Ask six French people what was going on at the end of the pool stages, when their team lost to New Zealand and Tonga, and you receive six different answers. The French have a thousand takes on the mutiny, the moment Marc Lièvremont was asked to leave the huddle, and the revival and the victory over England.
There was only one certainty in it all, and that was the necessity to find a motivational trigger. French players do not give every game of their working lives their best shot. Playing away from home is often more an exercise in disguising their indifference than making a genuine effort to claim a victory on the road.
Accepting one defeat was easy, especially when it became the perceived wisdom in the travelling circus that to win the World Cup France only needed to beat New Zealand the once. They might as well save it for the final. To lose then to Tonga was awkward and embarrassing, but perhaps only because it meant that to reanimate the French spirit would require a more radical thrust.
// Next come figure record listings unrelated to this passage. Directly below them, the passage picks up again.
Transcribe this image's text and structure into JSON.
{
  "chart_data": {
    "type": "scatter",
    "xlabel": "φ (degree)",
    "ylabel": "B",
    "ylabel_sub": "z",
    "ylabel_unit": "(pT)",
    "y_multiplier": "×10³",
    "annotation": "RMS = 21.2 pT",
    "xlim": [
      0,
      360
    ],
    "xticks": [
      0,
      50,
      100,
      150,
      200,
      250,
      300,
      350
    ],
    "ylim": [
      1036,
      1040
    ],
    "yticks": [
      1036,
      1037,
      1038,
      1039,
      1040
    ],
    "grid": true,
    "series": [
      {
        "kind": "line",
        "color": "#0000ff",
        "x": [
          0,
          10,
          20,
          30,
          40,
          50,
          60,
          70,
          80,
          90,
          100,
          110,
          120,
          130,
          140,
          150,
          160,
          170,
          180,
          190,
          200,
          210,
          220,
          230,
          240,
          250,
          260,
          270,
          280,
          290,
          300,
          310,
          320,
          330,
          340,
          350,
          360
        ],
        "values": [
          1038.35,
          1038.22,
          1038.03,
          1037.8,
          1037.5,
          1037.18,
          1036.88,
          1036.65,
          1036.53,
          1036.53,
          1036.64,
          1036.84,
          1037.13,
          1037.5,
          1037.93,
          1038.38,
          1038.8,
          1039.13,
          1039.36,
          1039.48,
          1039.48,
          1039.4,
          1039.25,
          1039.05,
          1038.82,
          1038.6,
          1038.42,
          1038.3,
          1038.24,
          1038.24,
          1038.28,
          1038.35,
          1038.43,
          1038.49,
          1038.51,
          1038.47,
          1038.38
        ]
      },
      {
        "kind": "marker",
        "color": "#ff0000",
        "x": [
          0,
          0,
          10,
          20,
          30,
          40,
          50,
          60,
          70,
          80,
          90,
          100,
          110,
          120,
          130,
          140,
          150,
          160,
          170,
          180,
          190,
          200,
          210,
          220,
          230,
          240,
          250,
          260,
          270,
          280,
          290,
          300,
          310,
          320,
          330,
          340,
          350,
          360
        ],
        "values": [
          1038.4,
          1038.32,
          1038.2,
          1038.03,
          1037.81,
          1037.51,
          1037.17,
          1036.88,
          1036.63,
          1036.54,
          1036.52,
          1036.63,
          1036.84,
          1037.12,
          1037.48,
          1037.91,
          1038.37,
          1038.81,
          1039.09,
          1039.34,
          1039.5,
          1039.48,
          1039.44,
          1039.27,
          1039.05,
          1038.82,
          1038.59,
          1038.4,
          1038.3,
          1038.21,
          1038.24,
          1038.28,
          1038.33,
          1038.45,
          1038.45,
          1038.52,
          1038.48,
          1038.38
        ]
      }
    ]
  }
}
A sullen mutiny, a rejection of management authority and fierce introspection by the players worked a treat.
The French are conscious that the more drastic the action, the more likely a counter-reaction. They beat England, but now fear the slump that followed their epic performances against New Zealand in 1999 and 2007. They did not turn up for the final in Cardiff 12 years ago, and England made a mess of them in Paris, at their very own party four years ago.
How to do things differently this time? They cannot turn on the same animosity that always ignites them when they face England, their traditional tormentors, because, to be honest, they quite like the Welsh. They like the way the Welsh play; it's like the French way, except France are bigger and richer and stronger.
So, how do they go about pumping themselves up for this semi-final? Two days before the match, it appears they are not yet sure. Imanol Harinordoquy, Pascal Papé, David Marty and Morgan Parra plonked themselves before the media and gave an impression of insouciance, sharing sweets and throwing one to a reporter who asked what they were eating.
They gave all the right answers about respecting the mobility of the Welsh forwards, the style of their play and their rediscovery of form at the World Cup, but they were going through the motions. How could they take this match too lightly? This was the semi-final of the World Cup; they don't come around very often. But it was easily delivered. France were relaxed.
But then somebody asked Papé about how not so many months ago he was only one of so many second rows in contention for a place in the team. What efforts had he made to go from there to being the one now in the starting line-up?
"La question est pourrie [rotten]," said the big man. Saturday was all that mattered. The contempt was obvious.
Harinordoquy was asked a question too far in English. "Ça suffit en anglais," he said. A minute or two later he rose and left.
Do you like leeks, Pascal? Pause. Incredulity. "I do not like leeks," said Pascal.
"Maybe it's not the moment to be talking about cooking," said Emile Ntamack, France's assistant coach. It helped, but a chill had descended.
France need to be relaxed and they need to be stoking their fires. Whatever it takes. They cannot do mutiny again, for that would be unconvincing and, heaven forbid, repetitious. And while they're working out the details of the formula, they are an odd soup of cool and piquant. It's OK, but they're going to have to bring it to the boil, because how France cook themselves is precisely what this semi-final is all about.